Fifteen or so albums into a long sojourn with these dreary spells, Russian Tsarlag has remained resolutely hermetic in vibe. There is very little crossover potential for the music he makes, but its intensely lived-in quality alone can overwhelm one into submission. The peculiar numbness elicited is not unwelcome, especially when accompanied by goosebump-inducing found sounds (check the end of “Green Woman”).

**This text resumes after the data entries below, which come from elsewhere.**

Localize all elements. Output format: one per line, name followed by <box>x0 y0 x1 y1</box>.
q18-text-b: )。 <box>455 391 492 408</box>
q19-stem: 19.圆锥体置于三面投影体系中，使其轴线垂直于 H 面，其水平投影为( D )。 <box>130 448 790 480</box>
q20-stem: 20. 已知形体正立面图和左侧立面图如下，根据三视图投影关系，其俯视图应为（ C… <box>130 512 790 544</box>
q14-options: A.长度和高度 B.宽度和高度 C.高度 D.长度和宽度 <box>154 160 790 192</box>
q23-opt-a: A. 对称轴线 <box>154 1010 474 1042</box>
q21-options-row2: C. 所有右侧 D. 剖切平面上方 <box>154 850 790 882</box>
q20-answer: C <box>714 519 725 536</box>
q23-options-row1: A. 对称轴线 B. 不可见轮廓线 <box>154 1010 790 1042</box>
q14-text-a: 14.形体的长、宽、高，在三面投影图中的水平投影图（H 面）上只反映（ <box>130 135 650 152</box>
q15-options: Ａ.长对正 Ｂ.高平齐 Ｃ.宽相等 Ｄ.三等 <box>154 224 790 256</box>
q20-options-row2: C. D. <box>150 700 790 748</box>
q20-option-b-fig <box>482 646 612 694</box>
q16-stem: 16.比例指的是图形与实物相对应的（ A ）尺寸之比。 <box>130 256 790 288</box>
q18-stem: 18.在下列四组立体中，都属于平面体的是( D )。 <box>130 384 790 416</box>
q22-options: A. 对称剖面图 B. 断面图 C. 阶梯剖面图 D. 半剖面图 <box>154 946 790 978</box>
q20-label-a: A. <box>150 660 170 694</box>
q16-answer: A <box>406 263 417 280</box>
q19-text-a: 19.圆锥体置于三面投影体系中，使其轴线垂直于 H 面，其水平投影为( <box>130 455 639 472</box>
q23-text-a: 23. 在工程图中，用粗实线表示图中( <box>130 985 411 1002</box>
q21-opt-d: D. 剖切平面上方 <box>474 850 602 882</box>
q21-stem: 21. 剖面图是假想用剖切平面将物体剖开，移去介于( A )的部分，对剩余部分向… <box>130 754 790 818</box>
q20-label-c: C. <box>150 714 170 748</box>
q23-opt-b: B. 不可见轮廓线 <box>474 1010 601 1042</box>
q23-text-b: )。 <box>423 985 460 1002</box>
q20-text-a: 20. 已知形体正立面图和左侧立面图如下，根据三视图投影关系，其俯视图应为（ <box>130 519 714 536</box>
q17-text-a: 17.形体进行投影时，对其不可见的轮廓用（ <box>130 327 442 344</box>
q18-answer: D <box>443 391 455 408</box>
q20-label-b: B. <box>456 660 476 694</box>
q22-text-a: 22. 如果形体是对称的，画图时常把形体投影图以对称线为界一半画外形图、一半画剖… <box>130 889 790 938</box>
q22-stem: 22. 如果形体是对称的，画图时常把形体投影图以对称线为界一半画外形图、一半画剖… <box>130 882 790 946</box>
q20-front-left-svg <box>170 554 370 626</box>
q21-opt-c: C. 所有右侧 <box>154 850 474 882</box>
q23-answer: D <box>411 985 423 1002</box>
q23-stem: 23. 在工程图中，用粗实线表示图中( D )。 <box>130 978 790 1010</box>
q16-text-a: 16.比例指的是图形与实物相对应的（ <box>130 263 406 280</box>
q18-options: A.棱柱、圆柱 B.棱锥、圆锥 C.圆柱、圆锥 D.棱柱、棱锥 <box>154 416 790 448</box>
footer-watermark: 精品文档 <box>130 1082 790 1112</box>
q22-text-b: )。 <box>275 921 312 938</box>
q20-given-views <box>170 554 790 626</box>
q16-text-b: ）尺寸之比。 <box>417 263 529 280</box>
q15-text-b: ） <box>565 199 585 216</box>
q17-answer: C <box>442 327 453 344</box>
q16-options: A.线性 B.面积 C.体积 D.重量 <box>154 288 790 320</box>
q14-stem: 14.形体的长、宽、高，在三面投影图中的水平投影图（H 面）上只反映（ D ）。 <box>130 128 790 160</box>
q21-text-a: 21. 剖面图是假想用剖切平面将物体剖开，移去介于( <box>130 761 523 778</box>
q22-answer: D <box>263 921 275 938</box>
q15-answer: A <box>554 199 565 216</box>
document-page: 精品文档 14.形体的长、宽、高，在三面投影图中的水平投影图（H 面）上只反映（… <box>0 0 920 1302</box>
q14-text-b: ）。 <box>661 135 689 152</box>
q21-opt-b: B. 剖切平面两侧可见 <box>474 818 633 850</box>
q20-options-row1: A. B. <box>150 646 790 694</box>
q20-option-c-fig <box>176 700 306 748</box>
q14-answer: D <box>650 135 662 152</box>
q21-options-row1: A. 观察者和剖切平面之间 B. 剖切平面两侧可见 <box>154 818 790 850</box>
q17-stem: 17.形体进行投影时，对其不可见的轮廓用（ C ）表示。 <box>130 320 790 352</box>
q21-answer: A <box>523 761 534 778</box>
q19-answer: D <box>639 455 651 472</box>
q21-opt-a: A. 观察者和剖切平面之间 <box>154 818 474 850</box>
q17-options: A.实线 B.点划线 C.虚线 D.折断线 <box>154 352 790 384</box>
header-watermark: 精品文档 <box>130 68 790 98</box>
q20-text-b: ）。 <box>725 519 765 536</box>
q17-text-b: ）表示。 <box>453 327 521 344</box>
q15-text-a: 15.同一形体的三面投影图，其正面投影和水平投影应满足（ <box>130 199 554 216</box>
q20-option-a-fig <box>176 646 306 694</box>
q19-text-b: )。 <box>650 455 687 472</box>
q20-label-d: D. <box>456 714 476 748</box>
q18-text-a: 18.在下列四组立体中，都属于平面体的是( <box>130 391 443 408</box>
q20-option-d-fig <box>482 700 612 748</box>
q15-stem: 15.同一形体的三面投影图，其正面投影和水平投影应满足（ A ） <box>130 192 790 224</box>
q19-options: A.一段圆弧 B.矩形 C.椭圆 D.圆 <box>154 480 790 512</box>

This stuff is well beyond haunted. It is firmly ensconced in its tattered purgatorial carousel, dolefully glomming onto whoever enters its sensory field. Gagged in Boonesville is a particular kind of summer record, one that embodies ants on discarded ice cream, sweating profusely in endless amusement park queues and swamp ass. It’s more festering than festive, but luckily it’s still worth celebrating.